16. COUNTERPARTS. This Agreement may be executed in counterparts, each
of which shall be deemed to be an original and all of which together shall
constitute one and the same instrument.
17. MISCELLANEOUS. For purposes of interpretation/enforcement, the
parties to this Agreement shall be considered joint authors, and this Agreement
shall not be strictly construed against either such party. No provision of this
Agreement may be modified or waived unless such modification or waiver is agreed
to in writing and signed by Executive and by a duly authorized officer of
Company. No waiver by either party at any time of any breach by the other party
of, or compliance with, any condition or provision of this Agreement to be
performed by such other party shall be deemed a waiver of similar or dissimilar
provisions or conditions at the same or at any prior or subsequent time. Failure
by Executive or Company to insist upon strict compliance with any provision of
this Agreement or to assert any right hereunder, including without limitation,
the right of Executive to terminate employment for Good Reason, shall not be
deemed to be a waiver of such provision or right or any other provision or right
of this Agreement.

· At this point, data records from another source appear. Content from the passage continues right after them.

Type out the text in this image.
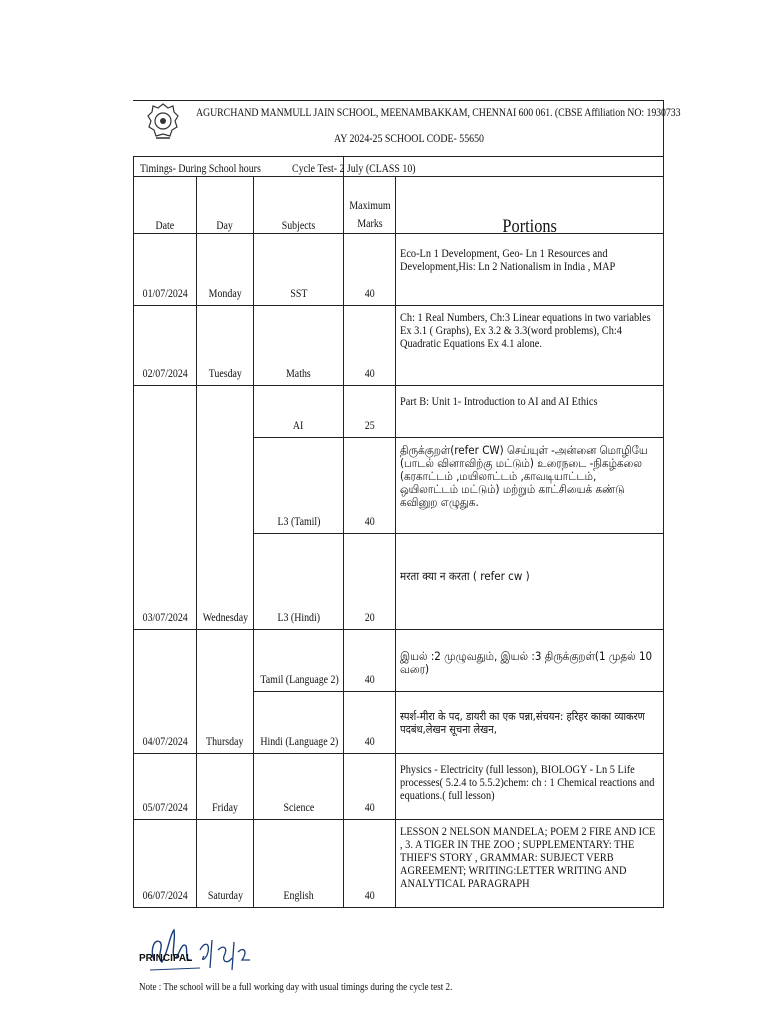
AGURCHAND MANMULL JAIN SCHOOL, MEENAMBAKKAM, CHENNAI 600 061. (CBSE Affiliation NO: 1930733
AY 2024-25 SCHOOL CODE- 55650
Timings- During School hours			Cycle Test- 2 July (CLASS 10)	
Date	Day	Subjects	Maximum Marks	Portions
01/07/2024	Monday	SST	40	Eco-Ln 1 Development, Geo- Ln 1 Resources and Development,His: Ln 2 Nationalism in India , MAP

02/07/2024	Tuesday	Maths	40	Ch: 1 Real Numbers, Ch:3 Linear equations in two variables Ex 3.1 ( Graphs), Ex 3.2 & 3.3(word problems), Ch:4 Quadratic Equations Ex 4.1 alone.

03/07/2024	Wednesday	AI	25	Part B: Unit 1- Introduction to AI and AI Ethics

		L3 (Tamil)	40	திருக்குறள்(refer CW) செய்யுள் -அன்னை மொழியே (பாடல் வினாவிற்கு மட்டும்) உரைநடை -நிகழ்கலை (கரகாட்டம் ,மயிலாட்டம் ,காவடியாட்டம், ஒயிலாட்டம் மட்டும்) மற்றும் காட்சியைக் கண்டு கவினுற எழுதுக.

		L3 (Hindi)	20	मरता क्या न करता ( refer cw )

04/07/2024	Thursday	Tamil (Language 2)	40	இயல் :2 முழுவதும், இயல் :3 திருக்குறள்(1 முதல் 10 வரை)

		Hindi (Language 2)	40	स्पर्श-मीरा के पद, डायरी का एक पन्ना,संचयन: हरिहर काका व्याकरण पदबंध,लेखन सूचना लेखन,

05/07/2024	Friday	Science	40	Physics - Electricity (full lesson), BIOLOGY - Ln 5 Life processes( 5.2.4 to 5.5.2)chem: ch : 1 Chemical reactions and equations.( full lesson)

06/07/2024	Saturday	English	40	LESSON 2 NELSON MANDELA; POEM 2 FIRE AND ICE , 3. A TIGER IN THE ZOO ; SUPPLEMENTARY: THE THIEF'S STORY , GRAMMAR: SUBJECT VERB AGREEMENT; WRITING:LETTER WRITING AND ANALYTICAL PARAGRAPH
PRINCIPAL
Note : The school will be a full working day with usual timings during the cycle test 2.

Except as otherwise specifically provided herein, the rights
of, and benefits payable to, Executive, his estate, or his beneficiaries
pursuant to this Agreement are in addition to any rights of, or benefits payable
to, Executive, his estate, or his beneficiaries under any other employee benefit
plan or compensation program of Company.
IN WITNESS WHEREOF, Company and Executive have executed this Agreement
as of the date and year first above written.
EXECUTIVE: ON BEHALF OF COMPANY:
/s Xxxxxx X. Xxxxxxxxxxxxx By: /s Xxxxx X. X'Xxxxxx
-------------------------- --------------------
Xxxxxx X. Xxxxxxxxxxxxx Xxxxx X. X'Xxxxxx, Director and Chair,
Compensation Committee
Approved by the Board of Directors on the 11th day of May, 2006.